As he becomes the new director of the Jewish Studies Program at the University of Pittsburgh, professor Adam Shear is making two basic promises.
He will keep things as they were, and he will move things forward.
More on that later.
Shear, an associate professor of religious studies, who has made a particular study of medieval and early modern Jewish cultural and intellectual history, officially took the reigns of the Jewish Studies Program Tuesday, June 1. He succeeds Alexander Orbach, who will continue to teach at Pitt.
Programs differ from departments at Pitt in that the staff of departments hire their own faculty and teach major fields of study that result in undergraduate and graduate degrees. Programs offer certificates instead of degrees and employ faculty from various departments to teach courses.
Nevertheless, Shear, a Washington, D.C., native, who studied at Yale and the University of Pennsylvania before coming to Pitt in 2001, says the Jewish Studies Program is growing.
This past year, Jewish Studies courses attracted 502 students, 88 alone in Hebrew, the rest in various other courses in literature, history, political science and film studies, among others.
According to Shear, the program also awarded certificates to 10 students in 2008 and 2009 each, and eight in 2010. He said those numbers reflect a greater interest on behalf of students to complete all the required courses to obtain a certificate in addition to their main degree.
“Before this we were looking at numbers like three or four,” he said. “We’ve had a big increase.”
Jewish Studies, Shear said, isn’t just for Jews. The program counts Jews, Christians and Muslims among its students.
“We don’t ask what ethnic background a student is; sometimes the student tells us,” Shear said. “We just have a wide range, and makes for interesting classroom discussion.”
The background of Jewish education among Jewish students varies greatly, from those who went to Jewish day schools and have visited Israel to those who never studied beyond their bar and bat mitzvas.
But how does a director keep his program the way it is while growing it at the same time?
According to Shear, his goals as director are to strengthen the program’s core offerings, the things it already does well, while also moving the program into new areas that can benefit the broader Jewish community.

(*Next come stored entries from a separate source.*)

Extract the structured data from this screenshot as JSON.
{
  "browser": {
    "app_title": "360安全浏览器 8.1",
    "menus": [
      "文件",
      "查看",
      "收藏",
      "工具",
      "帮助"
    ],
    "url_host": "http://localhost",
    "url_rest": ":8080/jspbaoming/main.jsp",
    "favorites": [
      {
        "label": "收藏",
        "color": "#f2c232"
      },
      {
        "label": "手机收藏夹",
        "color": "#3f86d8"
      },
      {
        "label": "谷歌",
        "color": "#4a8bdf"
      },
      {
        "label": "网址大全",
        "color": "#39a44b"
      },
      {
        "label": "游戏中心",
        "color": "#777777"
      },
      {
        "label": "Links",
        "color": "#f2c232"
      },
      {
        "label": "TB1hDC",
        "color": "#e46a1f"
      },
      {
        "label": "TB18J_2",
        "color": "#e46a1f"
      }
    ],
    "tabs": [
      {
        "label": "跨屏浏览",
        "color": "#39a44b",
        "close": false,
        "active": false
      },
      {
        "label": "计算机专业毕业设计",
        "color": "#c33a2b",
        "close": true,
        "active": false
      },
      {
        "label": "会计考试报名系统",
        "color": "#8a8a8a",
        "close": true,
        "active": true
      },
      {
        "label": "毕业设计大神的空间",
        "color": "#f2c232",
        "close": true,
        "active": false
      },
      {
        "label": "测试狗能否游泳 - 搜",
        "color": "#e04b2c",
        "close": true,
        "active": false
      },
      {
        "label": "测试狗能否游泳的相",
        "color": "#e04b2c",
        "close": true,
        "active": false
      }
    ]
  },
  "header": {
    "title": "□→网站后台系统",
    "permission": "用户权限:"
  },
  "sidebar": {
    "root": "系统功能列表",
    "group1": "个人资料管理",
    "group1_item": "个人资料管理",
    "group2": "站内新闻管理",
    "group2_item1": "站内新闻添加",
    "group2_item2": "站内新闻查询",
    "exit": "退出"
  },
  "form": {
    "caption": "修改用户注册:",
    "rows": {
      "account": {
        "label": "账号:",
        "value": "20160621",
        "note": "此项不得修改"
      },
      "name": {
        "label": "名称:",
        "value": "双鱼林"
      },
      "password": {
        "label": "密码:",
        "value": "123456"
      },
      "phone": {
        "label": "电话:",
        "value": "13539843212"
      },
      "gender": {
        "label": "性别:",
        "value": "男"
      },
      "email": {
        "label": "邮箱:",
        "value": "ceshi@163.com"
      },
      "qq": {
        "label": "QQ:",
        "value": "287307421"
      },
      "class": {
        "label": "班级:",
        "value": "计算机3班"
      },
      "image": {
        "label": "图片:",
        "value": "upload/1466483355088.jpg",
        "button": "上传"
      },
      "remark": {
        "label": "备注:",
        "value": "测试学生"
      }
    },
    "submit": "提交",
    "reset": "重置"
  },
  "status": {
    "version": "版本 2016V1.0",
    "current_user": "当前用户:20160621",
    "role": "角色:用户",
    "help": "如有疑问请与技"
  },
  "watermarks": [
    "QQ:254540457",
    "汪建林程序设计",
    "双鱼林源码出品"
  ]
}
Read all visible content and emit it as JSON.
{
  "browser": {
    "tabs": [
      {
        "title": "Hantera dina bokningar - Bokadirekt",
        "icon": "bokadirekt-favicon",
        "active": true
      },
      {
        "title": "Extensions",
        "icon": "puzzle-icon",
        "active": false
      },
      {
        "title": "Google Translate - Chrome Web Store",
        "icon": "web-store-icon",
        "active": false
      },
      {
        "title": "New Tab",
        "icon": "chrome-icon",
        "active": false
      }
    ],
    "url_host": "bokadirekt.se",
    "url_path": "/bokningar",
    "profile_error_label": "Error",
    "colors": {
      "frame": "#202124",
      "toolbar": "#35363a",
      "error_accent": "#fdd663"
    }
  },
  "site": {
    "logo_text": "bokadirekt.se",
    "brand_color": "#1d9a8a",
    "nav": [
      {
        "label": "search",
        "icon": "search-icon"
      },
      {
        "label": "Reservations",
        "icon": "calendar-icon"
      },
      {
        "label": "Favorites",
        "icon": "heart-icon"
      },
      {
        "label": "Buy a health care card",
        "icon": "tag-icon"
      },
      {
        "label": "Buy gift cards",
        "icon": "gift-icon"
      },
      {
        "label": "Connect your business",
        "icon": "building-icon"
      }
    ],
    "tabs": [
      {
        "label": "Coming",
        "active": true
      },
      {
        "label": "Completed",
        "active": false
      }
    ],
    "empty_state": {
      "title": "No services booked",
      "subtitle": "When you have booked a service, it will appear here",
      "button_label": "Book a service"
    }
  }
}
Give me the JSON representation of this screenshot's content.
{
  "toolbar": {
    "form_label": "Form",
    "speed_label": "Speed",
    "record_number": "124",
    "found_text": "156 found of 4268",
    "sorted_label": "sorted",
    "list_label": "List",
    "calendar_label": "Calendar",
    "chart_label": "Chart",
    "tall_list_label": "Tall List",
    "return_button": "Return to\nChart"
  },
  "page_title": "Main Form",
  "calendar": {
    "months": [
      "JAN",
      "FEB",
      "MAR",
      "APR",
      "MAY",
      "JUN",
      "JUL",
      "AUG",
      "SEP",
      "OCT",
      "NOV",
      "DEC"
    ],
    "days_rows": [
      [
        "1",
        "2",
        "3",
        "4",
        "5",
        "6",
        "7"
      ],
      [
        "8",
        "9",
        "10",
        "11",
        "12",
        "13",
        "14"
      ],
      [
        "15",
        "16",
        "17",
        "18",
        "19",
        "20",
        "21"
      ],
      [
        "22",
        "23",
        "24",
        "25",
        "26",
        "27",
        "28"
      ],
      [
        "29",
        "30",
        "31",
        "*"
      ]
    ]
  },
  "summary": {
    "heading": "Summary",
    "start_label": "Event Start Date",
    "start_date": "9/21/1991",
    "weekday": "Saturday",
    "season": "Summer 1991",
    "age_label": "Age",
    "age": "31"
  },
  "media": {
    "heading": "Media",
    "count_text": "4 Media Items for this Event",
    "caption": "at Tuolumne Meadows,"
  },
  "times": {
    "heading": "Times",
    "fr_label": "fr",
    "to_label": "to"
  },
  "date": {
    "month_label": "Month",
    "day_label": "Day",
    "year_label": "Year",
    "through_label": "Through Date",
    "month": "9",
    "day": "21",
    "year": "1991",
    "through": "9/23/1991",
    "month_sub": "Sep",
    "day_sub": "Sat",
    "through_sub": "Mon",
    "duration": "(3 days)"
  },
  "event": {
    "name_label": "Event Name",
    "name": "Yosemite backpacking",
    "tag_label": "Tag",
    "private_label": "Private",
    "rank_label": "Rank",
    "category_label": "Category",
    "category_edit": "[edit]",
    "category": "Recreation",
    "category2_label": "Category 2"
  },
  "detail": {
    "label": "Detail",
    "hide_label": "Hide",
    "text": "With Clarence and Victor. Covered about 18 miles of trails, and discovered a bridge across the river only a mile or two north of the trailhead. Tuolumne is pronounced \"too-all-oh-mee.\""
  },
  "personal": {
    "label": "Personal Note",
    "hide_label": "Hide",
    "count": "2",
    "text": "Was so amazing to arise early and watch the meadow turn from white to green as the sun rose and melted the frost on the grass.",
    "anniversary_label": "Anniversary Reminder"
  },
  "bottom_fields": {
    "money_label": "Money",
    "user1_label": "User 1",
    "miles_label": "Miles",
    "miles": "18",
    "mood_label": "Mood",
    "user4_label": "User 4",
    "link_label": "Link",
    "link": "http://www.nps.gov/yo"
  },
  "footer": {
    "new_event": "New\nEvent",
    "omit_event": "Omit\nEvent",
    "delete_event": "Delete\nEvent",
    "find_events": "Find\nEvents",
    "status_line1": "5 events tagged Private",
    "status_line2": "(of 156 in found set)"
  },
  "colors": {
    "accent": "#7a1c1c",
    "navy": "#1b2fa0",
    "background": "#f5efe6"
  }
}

For instance, the program expects to offer a visiting Israel Studies chair by fall 2011. That professor will teach a basic survey course on Israel as well as something from his or her own specialty. That will strengthen the program’s core mission: to teach undergraduates.
This isn’t a new idea, Shear said. He has been working to bring an Israel Studies chair with Orbach for a couple years.
Jewish Studies will also formally launch a new scholarship this fall for advanced undergraduates in the program, enabling them to engage in a Jewish-related research project.
But Shear and his staff want to take the program beyond the campus next year, and are looking for ways to engage in community outreach, as the program will serve as a resource for the community.
“That’s something we’re excited about,” Shear said. In fact, “we have some funds from the Giant Eagle Foundation.”
He said Jewish Studies is looking for ways to be a community resource without duplicating existing services in the community.
Shear was the unanimous choice of the Jewish Studies advisory committee, according to Orbach. His book on Judah Halevi’s Kuzari won the National Jewish Award in the scholarship category, which is presented by the Jewish Book Council.